THE SCHOOL OF SEVILLE
The naturalistic tendencies inherent in the national Spanish genius, which even in the period of Italian mannerism were not to be entirely denied, bore full fruit at Seville, where Francisco Herrera “the Old” (1576–1656) was the first entirely to reject the tyranny of the Italian manner, and with it to a certain extent the tyranny of Church patronage. He was a man of fiery character, with whom the technique of his art became a veritable passion. It was left to a painter of a later century and of another race to proclaim that it does not matter what you paint, but how you paint; but Herrera’s work at times almost suggests that he was guided by similar principles, although an instinctive sense of pictorial fitness saved him from the consequences to which their unrestricted application might easily lead.
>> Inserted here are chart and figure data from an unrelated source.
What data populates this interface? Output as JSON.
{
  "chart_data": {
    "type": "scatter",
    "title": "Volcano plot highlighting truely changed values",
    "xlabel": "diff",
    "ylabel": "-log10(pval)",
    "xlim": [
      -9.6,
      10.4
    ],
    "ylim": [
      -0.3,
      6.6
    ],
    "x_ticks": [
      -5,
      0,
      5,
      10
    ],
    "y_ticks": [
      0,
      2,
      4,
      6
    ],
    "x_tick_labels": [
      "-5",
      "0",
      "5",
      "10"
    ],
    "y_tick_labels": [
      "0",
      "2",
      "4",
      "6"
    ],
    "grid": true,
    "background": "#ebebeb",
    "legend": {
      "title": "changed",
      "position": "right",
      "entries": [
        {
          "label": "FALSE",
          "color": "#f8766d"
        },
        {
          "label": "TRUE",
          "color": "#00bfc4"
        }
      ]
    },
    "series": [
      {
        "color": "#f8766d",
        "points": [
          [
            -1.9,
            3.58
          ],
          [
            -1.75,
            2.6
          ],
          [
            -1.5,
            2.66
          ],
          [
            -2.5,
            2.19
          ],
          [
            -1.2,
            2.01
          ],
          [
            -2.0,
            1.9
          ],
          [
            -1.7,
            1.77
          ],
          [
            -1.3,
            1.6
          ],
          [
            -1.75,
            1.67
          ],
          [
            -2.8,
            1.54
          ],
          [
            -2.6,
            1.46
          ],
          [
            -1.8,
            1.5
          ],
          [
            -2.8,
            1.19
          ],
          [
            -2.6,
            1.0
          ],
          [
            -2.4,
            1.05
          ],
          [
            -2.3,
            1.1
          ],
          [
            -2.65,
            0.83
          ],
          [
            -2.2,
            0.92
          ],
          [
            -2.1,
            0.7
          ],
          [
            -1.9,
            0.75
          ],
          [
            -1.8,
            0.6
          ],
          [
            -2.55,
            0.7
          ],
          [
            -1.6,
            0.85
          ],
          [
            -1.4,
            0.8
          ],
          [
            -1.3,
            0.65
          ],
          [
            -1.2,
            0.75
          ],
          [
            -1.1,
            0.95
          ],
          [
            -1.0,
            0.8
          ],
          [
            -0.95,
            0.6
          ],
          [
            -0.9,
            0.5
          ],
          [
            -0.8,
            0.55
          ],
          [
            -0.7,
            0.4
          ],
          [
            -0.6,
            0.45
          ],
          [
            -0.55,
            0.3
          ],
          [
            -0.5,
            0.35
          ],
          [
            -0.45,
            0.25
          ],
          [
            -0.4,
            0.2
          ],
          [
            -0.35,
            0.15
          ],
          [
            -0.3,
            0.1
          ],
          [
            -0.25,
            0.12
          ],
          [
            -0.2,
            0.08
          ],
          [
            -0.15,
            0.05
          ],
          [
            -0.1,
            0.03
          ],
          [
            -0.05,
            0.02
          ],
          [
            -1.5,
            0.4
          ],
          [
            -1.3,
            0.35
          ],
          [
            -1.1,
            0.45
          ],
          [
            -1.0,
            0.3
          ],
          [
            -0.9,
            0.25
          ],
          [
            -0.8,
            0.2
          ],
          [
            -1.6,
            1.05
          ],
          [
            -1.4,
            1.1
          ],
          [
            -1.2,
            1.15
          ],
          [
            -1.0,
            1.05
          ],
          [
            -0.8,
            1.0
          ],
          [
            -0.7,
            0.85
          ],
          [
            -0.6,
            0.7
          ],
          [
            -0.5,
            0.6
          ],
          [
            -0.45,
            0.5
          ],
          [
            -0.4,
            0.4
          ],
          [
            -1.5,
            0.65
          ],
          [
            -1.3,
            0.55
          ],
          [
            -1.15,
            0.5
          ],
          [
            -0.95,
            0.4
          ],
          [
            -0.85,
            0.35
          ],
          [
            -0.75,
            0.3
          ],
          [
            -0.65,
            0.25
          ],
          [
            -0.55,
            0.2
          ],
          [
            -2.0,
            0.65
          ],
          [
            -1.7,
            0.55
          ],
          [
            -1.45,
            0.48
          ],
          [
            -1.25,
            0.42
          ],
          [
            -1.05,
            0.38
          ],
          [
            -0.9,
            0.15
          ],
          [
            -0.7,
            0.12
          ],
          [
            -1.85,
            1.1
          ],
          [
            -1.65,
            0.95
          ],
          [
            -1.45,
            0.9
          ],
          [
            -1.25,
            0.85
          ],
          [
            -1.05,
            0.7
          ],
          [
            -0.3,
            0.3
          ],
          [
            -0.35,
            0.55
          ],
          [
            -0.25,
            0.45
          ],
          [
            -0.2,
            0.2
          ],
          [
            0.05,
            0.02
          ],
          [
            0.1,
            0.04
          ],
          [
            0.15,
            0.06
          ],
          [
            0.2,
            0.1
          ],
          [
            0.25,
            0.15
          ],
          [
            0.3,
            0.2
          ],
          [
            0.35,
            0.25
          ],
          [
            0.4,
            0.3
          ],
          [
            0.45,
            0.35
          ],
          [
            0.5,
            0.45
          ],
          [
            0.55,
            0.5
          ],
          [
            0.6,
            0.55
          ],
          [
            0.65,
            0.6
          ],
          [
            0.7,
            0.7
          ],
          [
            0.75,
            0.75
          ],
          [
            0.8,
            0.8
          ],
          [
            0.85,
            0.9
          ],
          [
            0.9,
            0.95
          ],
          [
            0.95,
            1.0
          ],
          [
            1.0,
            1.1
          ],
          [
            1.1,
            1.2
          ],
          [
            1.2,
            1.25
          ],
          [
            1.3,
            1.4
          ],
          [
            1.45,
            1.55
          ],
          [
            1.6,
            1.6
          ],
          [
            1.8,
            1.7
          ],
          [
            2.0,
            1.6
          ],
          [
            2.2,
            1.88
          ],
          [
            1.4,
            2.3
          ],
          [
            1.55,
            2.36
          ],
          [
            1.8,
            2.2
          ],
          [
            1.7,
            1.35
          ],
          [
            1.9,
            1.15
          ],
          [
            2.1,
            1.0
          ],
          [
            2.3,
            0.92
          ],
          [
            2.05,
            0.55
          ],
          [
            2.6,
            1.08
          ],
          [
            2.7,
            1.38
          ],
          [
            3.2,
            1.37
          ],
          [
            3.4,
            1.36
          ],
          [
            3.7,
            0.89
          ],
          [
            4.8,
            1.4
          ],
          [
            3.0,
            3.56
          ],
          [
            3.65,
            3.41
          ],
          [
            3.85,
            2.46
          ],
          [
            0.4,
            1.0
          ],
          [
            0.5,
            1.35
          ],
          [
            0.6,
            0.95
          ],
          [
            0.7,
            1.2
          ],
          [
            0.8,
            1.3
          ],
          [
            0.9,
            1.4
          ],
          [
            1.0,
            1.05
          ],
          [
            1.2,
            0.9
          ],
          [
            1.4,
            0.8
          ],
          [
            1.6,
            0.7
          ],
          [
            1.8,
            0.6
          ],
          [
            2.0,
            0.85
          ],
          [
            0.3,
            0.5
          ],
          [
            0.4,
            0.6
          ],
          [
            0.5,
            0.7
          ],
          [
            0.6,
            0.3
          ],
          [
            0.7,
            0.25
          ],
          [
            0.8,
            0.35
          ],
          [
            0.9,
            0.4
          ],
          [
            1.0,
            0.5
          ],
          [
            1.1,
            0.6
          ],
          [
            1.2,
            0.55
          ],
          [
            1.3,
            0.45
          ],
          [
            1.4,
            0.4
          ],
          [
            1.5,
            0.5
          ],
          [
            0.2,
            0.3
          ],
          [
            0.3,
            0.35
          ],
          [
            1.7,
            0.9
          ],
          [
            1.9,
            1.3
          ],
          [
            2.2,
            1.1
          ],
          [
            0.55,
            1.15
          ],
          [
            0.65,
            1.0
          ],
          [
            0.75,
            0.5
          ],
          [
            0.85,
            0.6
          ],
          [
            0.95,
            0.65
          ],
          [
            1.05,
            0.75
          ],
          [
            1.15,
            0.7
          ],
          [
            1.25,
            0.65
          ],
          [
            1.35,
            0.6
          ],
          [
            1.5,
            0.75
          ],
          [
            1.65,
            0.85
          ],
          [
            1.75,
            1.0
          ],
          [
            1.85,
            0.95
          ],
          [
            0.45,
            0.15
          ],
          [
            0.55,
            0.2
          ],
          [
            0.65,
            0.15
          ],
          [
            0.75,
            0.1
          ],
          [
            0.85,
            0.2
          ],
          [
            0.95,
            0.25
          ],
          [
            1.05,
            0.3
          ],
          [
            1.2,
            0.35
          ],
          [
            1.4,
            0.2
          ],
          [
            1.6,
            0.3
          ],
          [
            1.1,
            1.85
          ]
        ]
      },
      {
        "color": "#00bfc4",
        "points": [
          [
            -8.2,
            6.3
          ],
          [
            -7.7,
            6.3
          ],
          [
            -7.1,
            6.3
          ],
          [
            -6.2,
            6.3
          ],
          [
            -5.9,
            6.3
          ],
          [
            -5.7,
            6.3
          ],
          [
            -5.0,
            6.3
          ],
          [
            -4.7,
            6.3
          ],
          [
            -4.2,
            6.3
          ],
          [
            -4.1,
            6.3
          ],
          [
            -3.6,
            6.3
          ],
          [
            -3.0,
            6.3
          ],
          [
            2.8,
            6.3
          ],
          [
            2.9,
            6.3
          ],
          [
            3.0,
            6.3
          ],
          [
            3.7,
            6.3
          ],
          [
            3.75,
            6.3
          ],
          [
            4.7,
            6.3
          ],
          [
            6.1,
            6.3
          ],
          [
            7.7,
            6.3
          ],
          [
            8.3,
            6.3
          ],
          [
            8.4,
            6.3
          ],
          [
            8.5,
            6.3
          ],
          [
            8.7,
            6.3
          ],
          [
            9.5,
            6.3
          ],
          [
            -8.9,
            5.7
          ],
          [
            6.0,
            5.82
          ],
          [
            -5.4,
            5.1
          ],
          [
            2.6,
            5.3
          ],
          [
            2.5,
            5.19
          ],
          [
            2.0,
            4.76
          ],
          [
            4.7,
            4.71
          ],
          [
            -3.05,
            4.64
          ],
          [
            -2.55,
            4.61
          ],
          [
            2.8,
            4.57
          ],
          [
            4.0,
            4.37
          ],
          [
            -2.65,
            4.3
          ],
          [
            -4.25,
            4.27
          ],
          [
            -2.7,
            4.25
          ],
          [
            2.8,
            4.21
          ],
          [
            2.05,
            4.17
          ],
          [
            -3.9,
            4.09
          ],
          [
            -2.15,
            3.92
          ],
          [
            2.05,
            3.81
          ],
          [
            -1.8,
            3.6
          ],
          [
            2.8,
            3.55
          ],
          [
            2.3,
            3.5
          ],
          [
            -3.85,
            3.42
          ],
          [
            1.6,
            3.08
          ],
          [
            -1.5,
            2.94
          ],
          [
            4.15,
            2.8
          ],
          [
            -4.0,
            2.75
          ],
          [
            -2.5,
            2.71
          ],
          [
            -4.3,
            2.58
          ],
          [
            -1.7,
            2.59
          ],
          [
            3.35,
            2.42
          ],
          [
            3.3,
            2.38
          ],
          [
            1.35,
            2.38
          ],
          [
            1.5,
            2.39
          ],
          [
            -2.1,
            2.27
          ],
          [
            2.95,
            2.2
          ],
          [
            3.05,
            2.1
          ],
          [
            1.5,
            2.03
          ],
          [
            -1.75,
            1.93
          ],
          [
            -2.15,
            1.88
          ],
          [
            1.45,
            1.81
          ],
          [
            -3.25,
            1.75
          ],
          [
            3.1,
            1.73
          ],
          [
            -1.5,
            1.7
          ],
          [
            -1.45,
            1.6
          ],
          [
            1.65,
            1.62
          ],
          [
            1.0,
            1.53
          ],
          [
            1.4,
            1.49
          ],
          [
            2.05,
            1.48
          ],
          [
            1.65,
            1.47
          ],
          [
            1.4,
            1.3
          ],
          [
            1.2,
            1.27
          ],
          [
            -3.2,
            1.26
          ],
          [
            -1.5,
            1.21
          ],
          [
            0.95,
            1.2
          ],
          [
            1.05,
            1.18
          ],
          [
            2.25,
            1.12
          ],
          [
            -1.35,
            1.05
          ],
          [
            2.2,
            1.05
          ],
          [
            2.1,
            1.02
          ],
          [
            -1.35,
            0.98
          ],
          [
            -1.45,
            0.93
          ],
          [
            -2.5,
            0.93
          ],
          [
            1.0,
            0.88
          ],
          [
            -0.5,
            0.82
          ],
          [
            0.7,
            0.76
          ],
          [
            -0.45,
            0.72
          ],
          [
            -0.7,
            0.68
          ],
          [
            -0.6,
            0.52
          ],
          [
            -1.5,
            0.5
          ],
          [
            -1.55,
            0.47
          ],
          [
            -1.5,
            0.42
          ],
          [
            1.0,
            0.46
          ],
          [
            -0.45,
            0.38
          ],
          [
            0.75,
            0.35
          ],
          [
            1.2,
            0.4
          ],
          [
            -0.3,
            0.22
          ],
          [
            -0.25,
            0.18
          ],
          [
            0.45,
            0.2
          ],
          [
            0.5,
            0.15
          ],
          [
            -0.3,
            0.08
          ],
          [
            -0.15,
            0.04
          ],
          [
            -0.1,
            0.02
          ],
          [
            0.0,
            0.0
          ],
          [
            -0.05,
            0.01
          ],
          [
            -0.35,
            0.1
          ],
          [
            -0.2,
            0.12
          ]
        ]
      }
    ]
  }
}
In spite of the repelling fierceness, the fanaticism, the cruelty of every single face—all of them portraits, no doubt—in the St. Basil dictating his Doctrine (No. 1706) at the Louvre, in spite of the essentially Spanish manner in which the design fills the space (the figures being grouped in horizontal courses right across the canvas, with very little space above for the sky, and this little space filled with angels’ heads and with a Holy Ghost as fierce as the rest of the assembly), there is a noble rhythm of line as well as of the distribution of light and shade, which proclaims the mind of a master. The two Saints in the immediate foreground, St. Dominic and St. Bernard, are cut through at the waist—another favourite device of Spanish composition, which we have already noticed in the Donors of El Greco’s Christ on the Cross.